Driving is often affected adversely by a TBI, even a “mild” one, because TBI is associated with visual impairments, slowed perception and reaction times, distractibility, poor memory, irritability and impaired judgment, amongst other deficits. Driving is important on a practical level for access to employment, education, medical services and social activities. It is also a symbol of independence and a source of self-esteem. Fear of losing their driving privilege, leads some people with a TBI to deny their driving skills are impaired or that they have been in a number of near-miss collision situations. Sometimes a family member will urge them to stop driving and will point out that they would rather have their loved one alive than let him risk death or injury by driving for some period of time after his TBI.

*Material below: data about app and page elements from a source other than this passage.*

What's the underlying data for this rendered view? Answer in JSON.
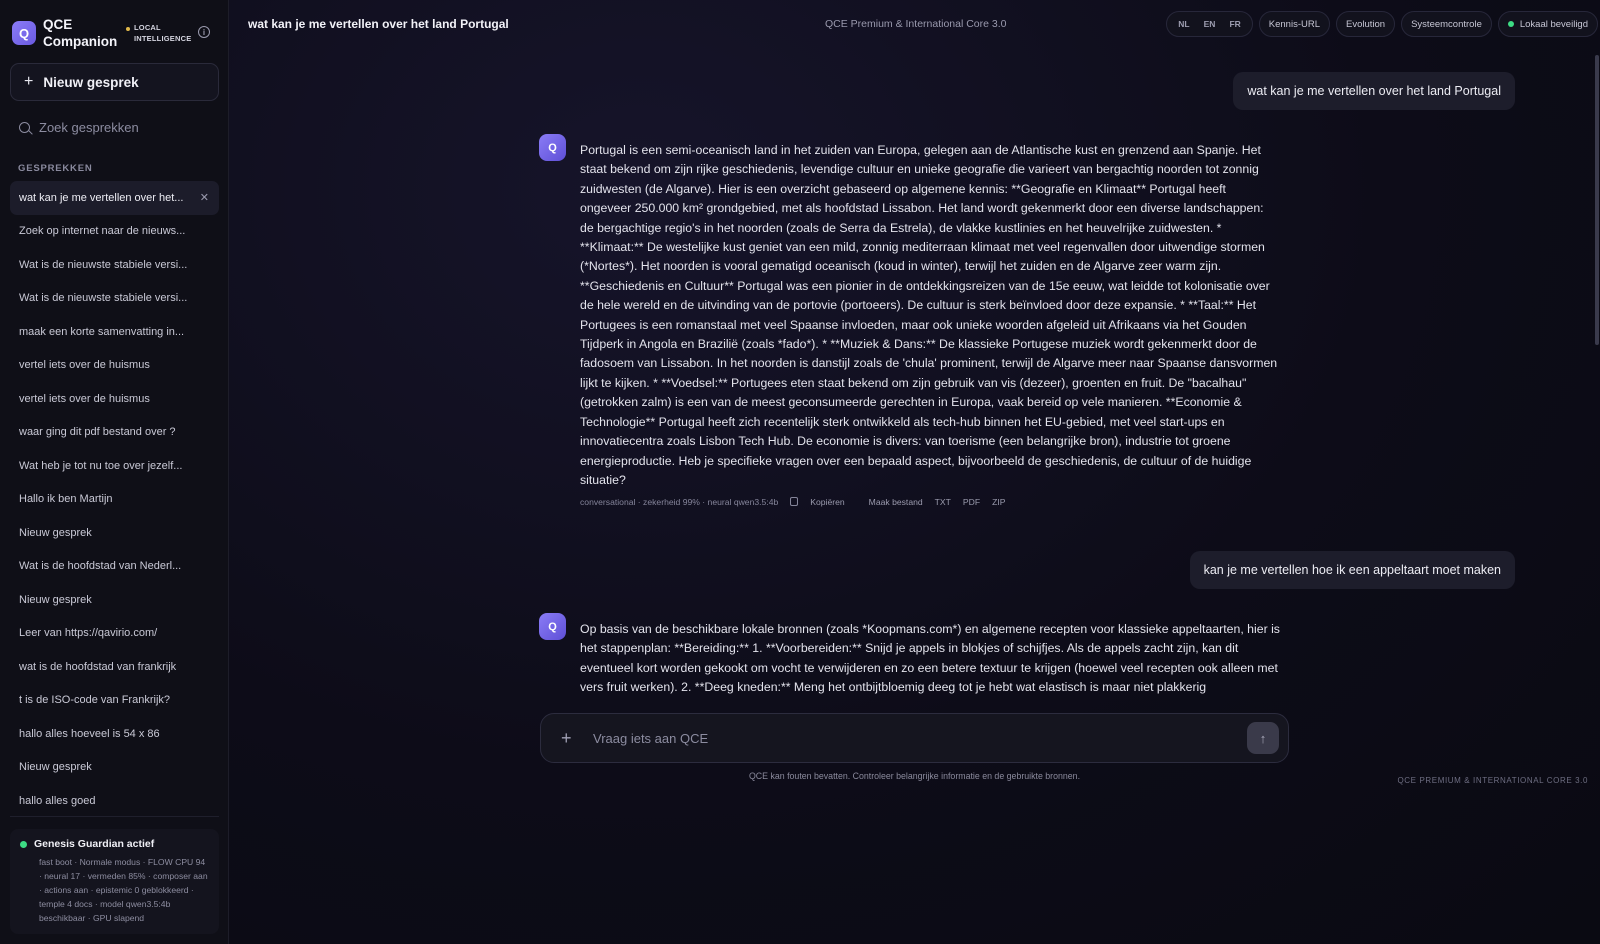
{
  "brand": {
    "logo_letter": "Q",
    "name": "QCE Companion",
    "tag": "LOCAL INTELLIGENCE",
    "info_glyph": "i"
  },
  "sidebar": {
    "new_chat_label": "Nieuw gesprek",
    "search_placeholder": "Zoek gesprekken",
    "section_label": "GESPREKKEN",
    "conversations": [
      "wat kan je me vertellen over het...",
      "Zoek op internet naar de nieuws...",
      "Wat is de nieuwste stabiele versi...",
      "Wat is de nieuwste stabiele versi...",
      "maak een korte samenvatting in...",
      "vertel iets over de huismus",
      "vertel iets over de huismus",
      "waar ging dit pdf bestand over ?",
      "Wat heb je tot nu toe over jezelf...",
      "Hallo ik ben Martijn",
      "Nieuw gesprek",
      "Wat is de hoofdstad van Nederl...",
      "Nieuw gesprek",
      "Leer van https://qavirio.com/",
      "wat is de hoofdstad van frankrijk",
      "t is de ISO-code van Frankrijk?",
      "hallo alles hoeveel is 54 x 86",
      "Nieuw gesprek",
      "hallo alles goed"
    ],
    "active_index": 0,
    "guardian": {
      "title": "Genesis Guardian actief",
      "detail": "fast boot · Normale modus · FLOW CPU 94 · neural 17 · vermeden 85% · composer aan · actions aan · epistemic 0 geblokkeerd · temple 4 docs · model qwen3.5:4b beschikbaar · GPU slapend"
    }
  },
  "topbar": {
    "title": "wat kan je me vertellen over het land Portugal",
    "model": "QCE Premium & International Core 3.0",
    "languages": [
      "NL",
      "EN",
      "FR"
    ],
    "buttons": [
      "Kennis-URL",
      "Evolution",
      "Systeemcontrole"
    ],
    "status": "Lokaal beveiligd"
  },
  "chat": {
    "messages": [
      {
        "user": "wat kan je me vertellen over het land Portugal",
        "assistant": "Portugal is een semi-oceanisch land in het zuiden van Europa, gelegen aan de Atlantische kust en grenzend aan Spanje. Het staat bekend om zijn rijke geschiedenis, levendige cultuur en unieke geografie die varieert van bergachtig noorden tot zonnig zuidwesten (de Algarve). Hier is een overzicht gebaseerd op algemene kennis: **Geografie en Klimaat** Portugal heeft ongeveer 250.000 km² grondgebied, met als hoofdstad Lissabon. Het land wordt gekenmerkt door een diverse landschappen: de bergachtige regio's in het noorden (zoals de Serra da Estrela), de vlakke kustlinies en het heuvelrijke zuidwesten. * **Klimaat:** De westelijke kust geniet van een mild, zonnig mediterraan klimaat met veel regenvallen door uitwendige stormen (*Nortes*). Het noorden is vooral gematigd oceanisch (koud in winter), terwijl het zuiden en de Algarve zeer warm zijn. **Geschiedenis en Cultuur** Portugal was een pionier in de ontdekkingsreizen van de 15e eeuw, wat leidde tot kolonisatie over de hele wereld en de uitvinding van de portovie (portoeers). De cultuur is sterk beïnvloed door deze expansie. * **Taal:** Het Portugees is een romanstaal met veel Spaanse invloeden, maar ook unieke woorden afgeleid uit Afrikaans via het Gouden Tijdperk in Angola en Brazilië (zoals *fado*). * **Muziek & Dans:** De klassieke Portugese muziek wordt gekenmerkt door de fadosoem van Lissabon. In het noorden is danstijl zoals de 'chula' prominent, terwijl de Algarve meer naar Spaanse dansvormen lijkt te kijken. * **Voedsel:** Portugees eten staat bekend om zijn gebruik van vis (dezeer), groenten en fruit. De \"bacalhau\" (getrokken zalm) is een van de meest geconsumeerde gerechten in Europa, vaak bereid op vele manieren. **Economie & Technologie** Portugal heeft zich recentelijk sterk ontwikkeld als tech-hub binnen het EU-gebied, met veel start-ups en innovatiecentra zoals Lisbon Tech Hub. De economie is divers: van toerisme (een belangrijke bron), industrie tot groene energieproductie. Heb je specifieke vragen over een bepaald aspect, bijvoorbeeld de geschiedenis, de cultuur of de huidige situatie?",
        "meta": "conversational · zekerheid 99% · neural qwen3.5:4b",
        "actions": [
          "Kopiëren",
          "Maak bestand",
          "TXT",
          "PDF",
          "ZIP"
        ]
      },
      {
        "user": "kan je me vertellen hoe ik een appeltaart moet maken",
        "assistant": "Op basis van de beschikbare lokale bronnen (zoals *Koopmans.com*) en algemene recepten voor klassieke appeltaarten, hier is het stappenplan: **Bereiding:** 1. **Voorbereiden:** Snijd je appels in blokjes of schijfjes. Als de appels zacht zijn, kan dit eventueel kort worden gekookt om vocht te verwijderen en zo een betere textuur te krijgen (hoewel veel recepten ook alleen met vers fruit werken). 2. **Deeg kneden:** Meng het ontbijtbloemig deeg tot je hebt wat elastisch is maar niet plakkerig"
      }
    ],
    "avatar_letter": "Q"
  },
  "composer": {
    "placeholder": "Vraag iets aan QCE",
    "add_glyph": "+",
    "send_glyph": "↑",
    "disclaimer": "QCE kan fouten bevatten. Controleer belangrijke informatie en de gebruikte bronnen."
  },
  "footer": {
    "brand": "QCE PREMIUM & INTERNATIONAL CORE 3.0"
  },
  "colors": {
    "accent": "#7b6cf0",
    "status_green": "#3ddc84",
    "background": "#0b0b14"
  }
}
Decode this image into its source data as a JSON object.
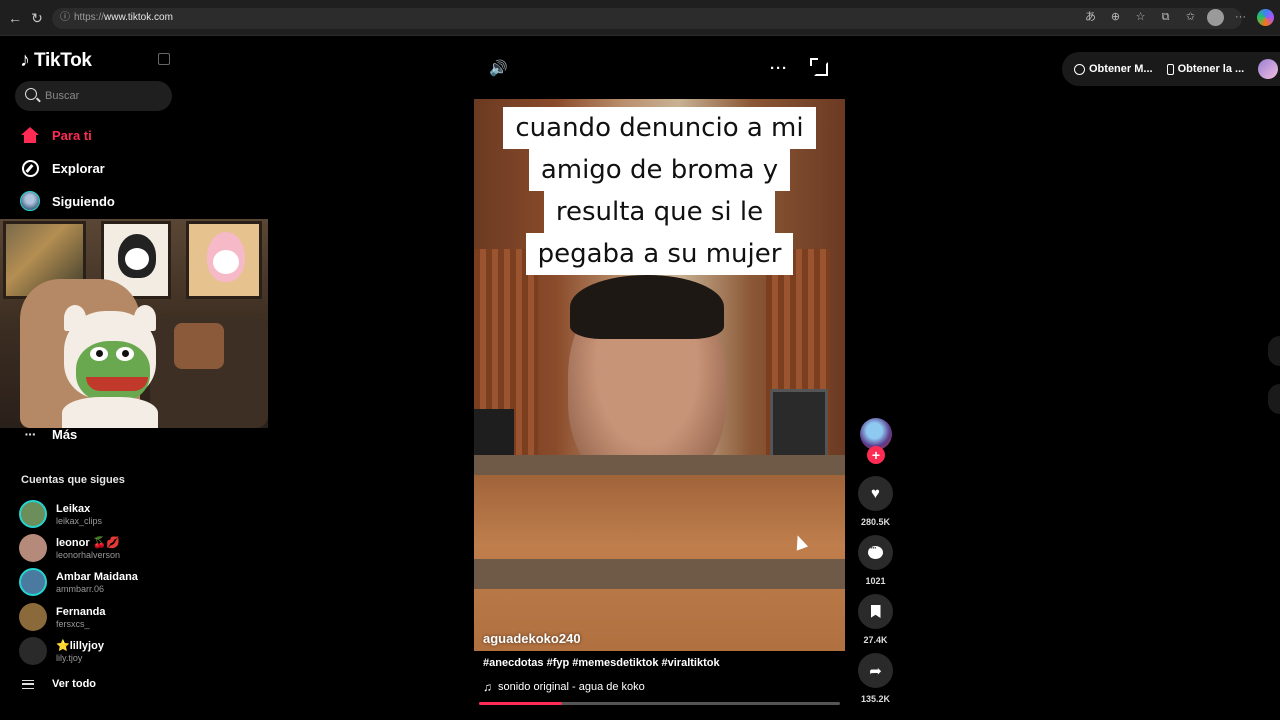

Statistics indicate that between 40-78% of persons with acquired brain damage will be re-licensed. A comprehensive review of driving and TBI in the June 2000 Journal of Head Trauma Rehabilitation at 15(3):895-908, indicates there is no clear, consistent match between impairments of vision, cognition, motor skills or behavior which are diagnosed by paper and pencil tests in a doctor’s office and actual fitness to drive in the real world. In the absence of a model which can predict fitness, or lack thereof, with a high degree of accuracy, it is best to have the person with TBI evaluated by a skilled specialist in what is called “adaptive driving.” Physicians may overpredict or underpredict lack of fitness to drive and either unnecessarily deprive his patient of driving privileges or place the public at unnecessary risk of calamity.
For persons living in northern California, one place they can go for a comprehensive evaluation of driving fitness after a TBI is the Occupational Therapy Department of the John Muir Hospital in Walnut Creek. Adaptive driving schools also exist, and are listed in the Yellow Pages. Anyone who feels unsure about their own capacity to drive safely while recovering from a TBI should err on the side of caution. At they very least they should get evaluated. Sometimes, only a few sessions are required to boost skills back to the safe range.
For anyone who is not sure if he can drive safely, it would be best to wait until the evaluation can be done. Meanwhile, TBI people who live in big cities can use public transportation, which can double as a form of therapy, because it requires working on memory, using maps, looking for visual cues, making change, etc. People in rural areas do not have the same access to public transportation, but they can seek rides from friends or seek a driver through state agencies or volunteer organizations such as the Family Caregiver Alliance. There are also post-acute TBI treatment and rehab firms which provide in-home care visits.
One example in California is Rehab Without Walls located in San Jose at 1101 S. Winchester Blvd, Suite M-250. Remember that human beings lived and flourished for 99% of human history without cars. Foregoing driving for a while, will not ruin anyone. Once your doctor feels you have made sufficient recovery to consider driving again, you can get an adaptive driving evaluation through the occupational therapy departments of certain hospitals.